Identifying registering and restoring Scotlands Common Good Fund
The future of the Farmhouse is not set in stone but relies on the community being involved in shaping the vision and supporting the process (from collectively forming an idea to renovation to running the space).
Some of us involved in the Farmhouse Project would like to see it becoming an independent, affordable community resource.
What is a Community Resource Centre though?
Space for the weans? Space for relaxing? Where you find out what’s going on in Govan? Where you have a laugh and a cuppa?
It could be all of the above – the important thing is that we shape it together.
The Farmhouse is an old building that sits in the community garden in Elder Park. The structure forms part of the communities Common Good Fund, as does the park it sits in. The farmhouse building sits within the community garden in the corner of Elder park at the end of govan road before the roundabout at the clyde tunnel. The building itself has lain derelict for 25 years or so and is in bad state of repair, though in the last few years there have been community efforts to repair it. It is a listed building and one of Govan’s oldest if not the oldest.
The Park, building and library were gifted to the people of Govan and are part of the city’s common good. The farmhouse project will work towards maintaining and creating awareness of the common good in the work we do.

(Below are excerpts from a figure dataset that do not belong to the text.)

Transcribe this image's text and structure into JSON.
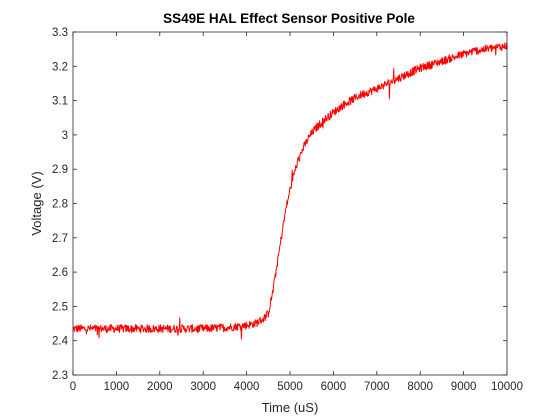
{
  "chart_data": {
    "type": "line",
    "title": "SS49E HAL Effect Sensor Positive Pole",
    "xlabel": "Time (uS)",
    "ylabel": "Voltage (V)",
    "xlim": [
      0,
      10000
    ],
    "ylim": [
      2.3,
      3.3
    ],
    "xticks": [
      0,
      1000,
      2000,
      3000,
      4000,
      5000,
      6000,
      7000,
      8000,
      9000,
      10000
    ],
    "yticks": [
      2.3,
      2.4,
      2.5,
      2.6,
      2.7,
      2.8,
      2.9,
      3.0,
      3.1,
      3.2,
      3.3
    ],
    "xtick_labels": [
      "0",
      "1000",
      "2000",
      "3000",
      "4000",
      "5000",
      "6000",
      "7000",
      "8000",
      "9000",
      "10000"
    ],
    "ytick_labels": [
      "2.3",
      "2.4",
      "2.5",
      "2.6",
      "2.7",
      "2.8",
      "2.9",
      "3",
      "3.1",
      "3.2",
      "3.3"
    ],
    "grid": false,
    "series": [
      {
        "color": "#ff0000",
        "x": [
          0,
          500,
          1000,
          1500,
          2000,
          2500,
          3000,
          3500,
          4000,
          4200,
          4400,
          4500,
          4600,
          4700,
          4800,
          4900,
          5000,
          5100,
          5200,
          5300,
          5400,
          5500,
          5600,
          5800,
          6000,
          6200,
          6400,
          6600,
          6800,
          7000,
          7250,
          7500,
          7750,
          8000,
          8250,
          8500,
          8750,
          9000,
          9250,
          9500,
          9750,
          10000
        ],
        "y": [
          2.435,
          2.435,
          2.435,
          2.435,
          2.435,
          2.435,
          2.435,
          2.438,
          2.445,
          2.45,
          2.465,
          2.48,
          2.54,
          2.62,
          2.7,
          2.78,
          2.84,
          2.89,
          2.93,
          2.96,
          2.985,
          3.005,
          3.02,
          3.045,
          3.065,
          3.085,
          3.1,
          3.115,
          3.125,
          3.135,
          3.15,
          3.165,
          3.18,
          3.195,
          3.205,
          3.215,
          3.225,
          3.235,
          3.245,
          3.25,
          3.255,
          3.26
        ],
        "noise_amplitude": 0.012
      }
    ]
  }
}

When John Elder – a member of the Fairfield Shipbuilding and Engineering Company died in 1869 his wife, Isabella became sole owner of his business for 9 months, until it was transferred to a partnership led by her brother John Ure. Subsequently, she devoted her life to philanthropic projects in Govan and Glasgow. In 1883 Isabella Elder purchased 37 acres of ground near the Fairfield Shipyard, and had it laid out as a public park named the Elder Park in memory of her husband and her father-in-law David. The park opened to a great local fanfare in 1885, and for many years she paid for an annual fireworks display there. Also in 1885, she set up a School of Domestic Economy in Govan to teach young women how to prepare nutritious meals, darn, mend, starch, and perform other chores required in managing a household on a limited budget.